The formation of orientationally ordered phases, such as the nematic phase, are driven by the size of the aggregate. For isodesmic self-assembly, at a set temperature, the distribution of aggregate sizes should follow an exponential distribution. The average stack size, along with the cross-sectional area of the aggregate can be used in an Onsager theory to predict the onset of the nematic phase. However, current experimental studies show binding energies (and hence average stack sizes) to be much lower than expected within the nematic phase[2]. The persistence length of the aggregates is often used to explain this discrepancy, but to simulate such a system at an atomistic level of detail would require prohibitively large aggregates studied for prohibitively long time scales.

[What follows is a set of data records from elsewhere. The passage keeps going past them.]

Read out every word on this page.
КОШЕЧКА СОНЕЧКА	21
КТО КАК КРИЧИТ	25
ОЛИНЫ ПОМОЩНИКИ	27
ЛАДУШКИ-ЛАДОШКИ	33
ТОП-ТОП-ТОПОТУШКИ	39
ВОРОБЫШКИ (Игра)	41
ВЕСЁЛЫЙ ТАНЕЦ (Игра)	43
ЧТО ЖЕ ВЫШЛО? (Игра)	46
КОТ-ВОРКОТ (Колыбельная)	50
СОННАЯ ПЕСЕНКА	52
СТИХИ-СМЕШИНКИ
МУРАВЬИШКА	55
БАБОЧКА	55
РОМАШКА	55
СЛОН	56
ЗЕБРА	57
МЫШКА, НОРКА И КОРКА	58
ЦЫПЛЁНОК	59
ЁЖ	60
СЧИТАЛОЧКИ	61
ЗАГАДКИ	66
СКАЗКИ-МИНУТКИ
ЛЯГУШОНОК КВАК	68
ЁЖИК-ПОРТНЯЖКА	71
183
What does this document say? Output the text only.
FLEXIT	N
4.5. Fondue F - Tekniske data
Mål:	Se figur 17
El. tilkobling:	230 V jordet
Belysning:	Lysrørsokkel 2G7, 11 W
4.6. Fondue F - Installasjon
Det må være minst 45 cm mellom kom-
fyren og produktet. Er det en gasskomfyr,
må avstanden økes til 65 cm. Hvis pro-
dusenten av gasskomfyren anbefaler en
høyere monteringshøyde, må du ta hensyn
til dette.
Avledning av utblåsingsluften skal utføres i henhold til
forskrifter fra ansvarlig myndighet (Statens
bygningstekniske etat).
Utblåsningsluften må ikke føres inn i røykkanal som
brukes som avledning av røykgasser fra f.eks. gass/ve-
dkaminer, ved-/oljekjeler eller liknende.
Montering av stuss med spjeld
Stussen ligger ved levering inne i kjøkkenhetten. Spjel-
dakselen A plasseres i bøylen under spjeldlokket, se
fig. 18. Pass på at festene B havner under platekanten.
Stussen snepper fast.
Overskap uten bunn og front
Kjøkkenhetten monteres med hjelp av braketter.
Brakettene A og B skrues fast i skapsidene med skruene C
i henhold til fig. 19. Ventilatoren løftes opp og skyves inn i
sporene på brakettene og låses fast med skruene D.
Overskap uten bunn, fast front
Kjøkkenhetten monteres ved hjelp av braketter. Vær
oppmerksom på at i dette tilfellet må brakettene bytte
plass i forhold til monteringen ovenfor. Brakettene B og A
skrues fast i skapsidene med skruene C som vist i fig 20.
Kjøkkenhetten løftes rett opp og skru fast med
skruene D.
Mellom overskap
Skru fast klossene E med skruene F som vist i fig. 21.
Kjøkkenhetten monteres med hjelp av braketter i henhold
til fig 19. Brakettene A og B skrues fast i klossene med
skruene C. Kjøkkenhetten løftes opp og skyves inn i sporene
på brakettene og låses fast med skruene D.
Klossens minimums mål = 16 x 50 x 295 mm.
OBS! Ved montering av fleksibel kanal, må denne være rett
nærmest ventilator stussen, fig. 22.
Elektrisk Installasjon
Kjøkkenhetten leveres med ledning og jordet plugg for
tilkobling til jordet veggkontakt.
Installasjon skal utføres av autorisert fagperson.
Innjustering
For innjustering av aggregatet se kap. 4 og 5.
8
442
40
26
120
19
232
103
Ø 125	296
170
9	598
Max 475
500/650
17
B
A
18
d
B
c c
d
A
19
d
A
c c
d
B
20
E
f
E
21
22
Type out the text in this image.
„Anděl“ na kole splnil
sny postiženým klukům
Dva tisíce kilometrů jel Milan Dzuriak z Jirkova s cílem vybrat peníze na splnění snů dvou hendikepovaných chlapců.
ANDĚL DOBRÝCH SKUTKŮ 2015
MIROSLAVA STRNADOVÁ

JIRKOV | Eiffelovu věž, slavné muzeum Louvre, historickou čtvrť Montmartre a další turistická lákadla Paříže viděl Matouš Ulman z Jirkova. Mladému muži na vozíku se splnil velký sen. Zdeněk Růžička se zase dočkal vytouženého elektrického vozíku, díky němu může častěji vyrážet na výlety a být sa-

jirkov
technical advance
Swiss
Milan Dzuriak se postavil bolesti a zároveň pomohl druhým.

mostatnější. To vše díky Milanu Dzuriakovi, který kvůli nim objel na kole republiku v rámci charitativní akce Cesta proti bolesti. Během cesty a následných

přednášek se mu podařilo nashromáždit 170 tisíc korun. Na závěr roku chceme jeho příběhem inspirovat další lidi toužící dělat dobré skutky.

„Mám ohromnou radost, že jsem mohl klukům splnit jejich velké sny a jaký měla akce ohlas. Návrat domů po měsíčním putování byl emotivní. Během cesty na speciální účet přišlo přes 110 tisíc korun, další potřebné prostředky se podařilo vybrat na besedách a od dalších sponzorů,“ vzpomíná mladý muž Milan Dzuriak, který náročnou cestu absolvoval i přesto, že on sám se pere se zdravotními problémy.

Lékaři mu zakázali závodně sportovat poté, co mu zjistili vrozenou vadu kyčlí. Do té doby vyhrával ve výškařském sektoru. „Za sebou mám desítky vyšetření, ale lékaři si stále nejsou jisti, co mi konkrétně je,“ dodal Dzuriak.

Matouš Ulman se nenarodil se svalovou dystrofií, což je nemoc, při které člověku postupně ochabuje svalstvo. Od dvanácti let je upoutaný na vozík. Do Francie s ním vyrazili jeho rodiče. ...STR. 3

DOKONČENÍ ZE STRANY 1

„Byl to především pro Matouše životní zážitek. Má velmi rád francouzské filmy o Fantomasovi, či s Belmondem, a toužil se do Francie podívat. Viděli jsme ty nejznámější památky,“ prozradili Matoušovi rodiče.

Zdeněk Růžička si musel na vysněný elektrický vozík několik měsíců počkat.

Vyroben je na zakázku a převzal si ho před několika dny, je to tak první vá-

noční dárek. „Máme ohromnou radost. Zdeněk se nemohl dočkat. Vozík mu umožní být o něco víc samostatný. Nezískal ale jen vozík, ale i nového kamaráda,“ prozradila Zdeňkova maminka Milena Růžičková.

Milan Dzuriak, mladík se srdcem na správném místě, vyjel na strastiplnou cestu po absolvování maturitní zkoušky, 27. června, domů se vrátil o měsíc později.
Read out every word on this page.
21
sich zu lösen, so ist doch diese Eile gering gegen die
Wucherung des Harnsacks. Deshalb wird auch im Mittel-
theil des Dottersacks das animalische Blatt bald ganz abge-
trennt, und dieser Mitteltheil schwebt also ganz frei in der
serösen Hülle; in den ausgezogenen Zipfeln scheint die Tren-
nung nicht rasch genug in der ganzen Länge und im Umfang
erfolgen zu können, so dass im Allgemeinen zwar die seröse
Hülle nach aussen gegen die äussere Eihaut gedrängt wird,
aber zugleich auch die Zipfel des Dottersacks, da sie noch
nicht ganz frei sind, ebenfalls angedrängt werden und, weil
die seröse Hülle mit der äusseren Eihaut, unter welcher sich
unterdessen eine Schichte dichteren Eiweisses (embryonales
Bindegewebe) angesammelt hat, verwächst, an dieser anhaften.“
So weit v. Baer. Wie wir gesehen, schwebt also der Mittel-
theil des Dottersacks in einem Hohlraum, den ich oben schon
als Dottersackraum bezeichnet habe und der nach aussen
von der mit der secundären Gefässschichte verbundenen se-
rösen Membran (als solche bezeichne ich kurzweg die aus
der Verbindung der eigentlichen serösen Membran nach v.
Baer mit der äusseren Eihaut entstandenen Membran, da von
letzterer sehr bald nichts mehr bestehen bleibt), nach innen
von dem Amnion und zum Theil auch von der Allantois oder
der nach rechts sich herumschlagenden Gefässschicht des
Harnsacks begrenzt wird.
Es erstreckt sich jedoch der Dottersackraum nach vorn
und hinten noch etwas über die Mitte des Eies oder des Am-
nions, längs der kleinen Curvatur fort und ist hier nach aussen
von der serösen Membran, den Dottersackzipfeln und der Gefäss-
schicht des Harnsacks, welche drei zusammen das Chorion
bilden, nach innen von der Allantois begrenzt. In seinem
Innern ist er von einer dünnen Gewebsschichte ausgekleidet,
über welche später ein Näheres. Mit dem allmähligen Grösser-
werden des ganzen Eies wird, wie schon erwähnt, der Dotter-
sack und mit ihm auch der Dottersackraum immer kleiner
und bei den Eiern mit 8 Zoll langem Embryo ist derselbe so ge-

We apply constant force atomistic simulations to explicitly calculate the persistence lengths of chromonic aggregates from smaller(accessible) aggregate sizes. These calculations are performed by applying a constant force, normal to the aggregate orientation, and measuring the aggregate's deviation from its mean position. Comparing the persistence length and the potential of mean force (PMF)[3,4], that describes the binding energy of a molecule within an aggregate,provides a good comparison with experimental systems and highlights the features that dictate the persistence length in chromonics.
References
[1] J.Lydon, J.Mater.Chem.,20,10071-10099 (2010)
[2] H.-S.Park, S.-W. Kang, L.Tortora, Y.Nastishin, D.Finotello, S.Kumar and O.D.Lavrentovich J.Phys. Chem. B,112,16307-16319 (2008)
[3] F.Chami and M.R.Wilson, J.Am. Chem. Soc.,132,7794-7802 (2010)
[4] A.Akinshina, M.Walker, M.R.Wilson, G.J.T.Tiddy, A.Masters and P.Carbone, Soft Matter,11,680-691 (2015)